Kontraproduktiv wäre es, der Neigung zu religiöser Gleichgültigkeit und Unverbindlichkeit entgegenzukommen, religiöse und weltanschauliche Lebenskonzepte einzuebnen und sie zu verharmlosen. Wo religiös motivierte Konflikte, in vermeintlich toleranter Absicht, von vornherein gemieden werden, besteht die Gefahr, dass diese sich untergründig und unreflektiert im schulischen und außerschulischen Miteinander auswirken. Ein pädagogisch verantwortlicher Umgang mit religiösen und weltanschaulichen Orientierungen darf sich nicht mit deren vordergründiger Abdrängung in einen nicht mehr dem Dialog und der Auseinandersetzung zugänglichen Raum der Subjektivität begnügen, sondern muss sich der Aufgabe stellen, eine konstruktive Pluralitätsfähigkeit bei Kindern und Jugendlichen zu fördern und entwickeln zu helfen.
Jede Form religiöser und weltanschaulicher Meinungsäußerung und Aktivität in der Schule findet allerdings ihre Grenze am Überwältigungsverbot. Kein Kind und kein Jugendlicher darf von einer Lehrperson zu religiös oder weltanschaulich begründeten Einstellungen oder Handlungen genötigt werden. Dieser Grundsatz schließt auch aus, dass Schülerinnen und Schüler sich untereinander unter Druck setzen, Andersdenkende moralisch oder religiös diffamieren, herabsetzen oder gar Gewalt — gleich in welcher Form — in religiös motivierten Auseinandersetzungen propagieren oder anwenden.
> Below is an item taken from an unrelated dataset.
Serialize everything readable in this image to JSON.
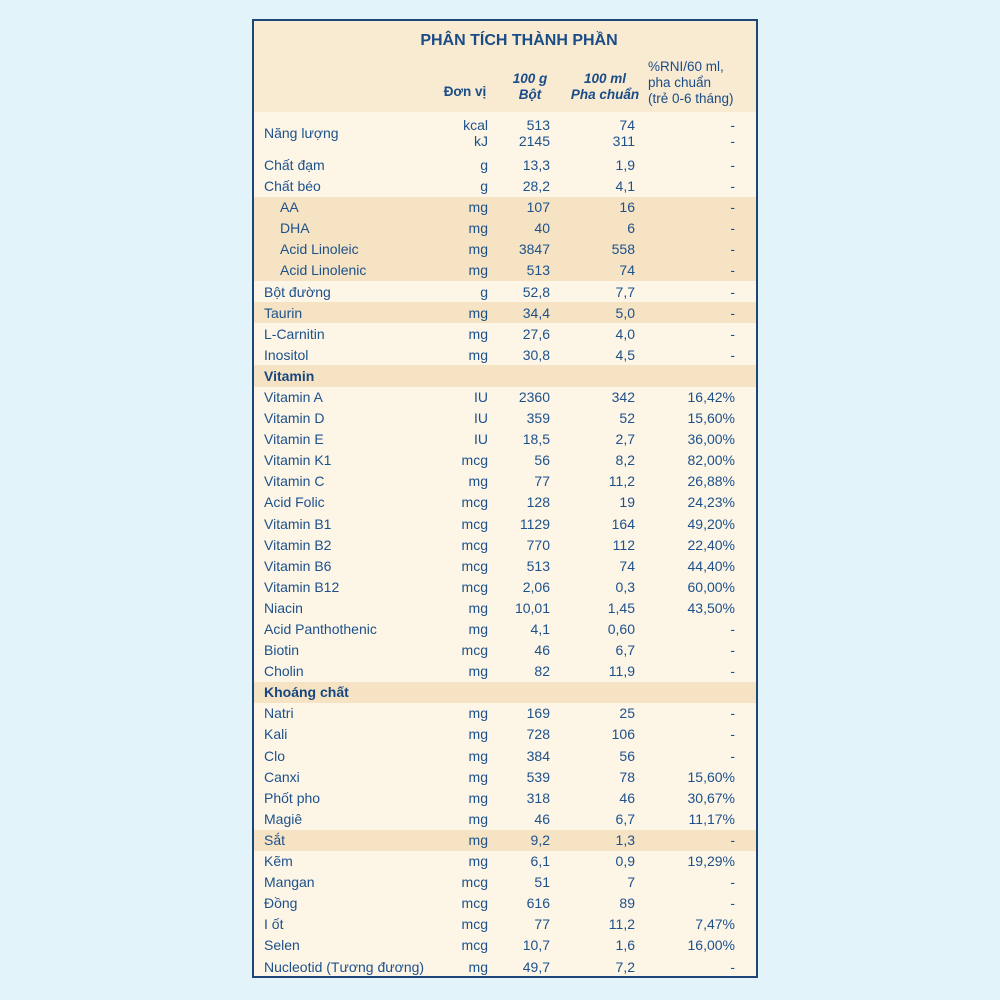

Die Schule ist als Lernfeld zu begreifen, in dem Schülerinnen und Schüler im alltäglichen Umgang miteinander die Kompetenz entwickeln, auch in religiöser Hinsicht mit Gemeinsamkeiten und Unterschieden umzugehen. Dazu braucht die Schule eine dialogische Kultur religiös-weltanschaulicher Vielfalt. „Kultur“ meint hier nicht nur einen bereits vorgefundenen sozialen Handlungs-, Wert- und Erfahrungsraum, sondern bezeichnet zugleich eine Gestaltungsaufgabe. In der Spannung zwischen dem, was Schülerinnen und Schüler, Lehrkräfte und Eltern als gemeinsame Lern- und Lebensumgebung in ihrer Schule erleben, und der Verpflichtung, diesen Raum zu pflegen, im Sinne konsensfähiger Ziele auszubauen und „im Dialog“ lebens- und lernförderlich weiterzuentwickeln, konstituiert sich die jeweils eigene Schulkultur vor Ort. Dabei richtet sie sich in diesem Kontext auf die „religiösweltanschauliche Vielfalt“ als Gegenstand der Gestaltung und Bearbeitung. Eine „dialogische Kultur religiös-weltanschaulicher Vielfalt“ schließt also ein, dass die Mannigfaltigkeit religiöser und weltanschaulicher Orientierungen zur Geltung kommt, deren lebensbedeutsame Relevanz bewusst gemacht und der Umgang miteinander in respektvoller Verständigung eingeübt wird. Pädagogisches Ziel einer solchen Kultur ist es, zu einer über sich selbst aufgeklärten Religion und Weltanschauung beizutragen, die das religiöse oder weltanschauliche Lebenskonzept des anderen nicht zur Abgrenzung, Ausgrenzung oder Erniedrigung benutzt, also nicht gegen ihn, sondern mit ihm gemeinsam die Lebenswirklichkeit gestaltet. In einer solchen religionssensiblen Schulkultur werden Kinder und Jugendliche nicht trotz ihrer Religion und Weltanschauung, sondern mit ihrer Religion und Weltanschauung anerkannt und geschätzt.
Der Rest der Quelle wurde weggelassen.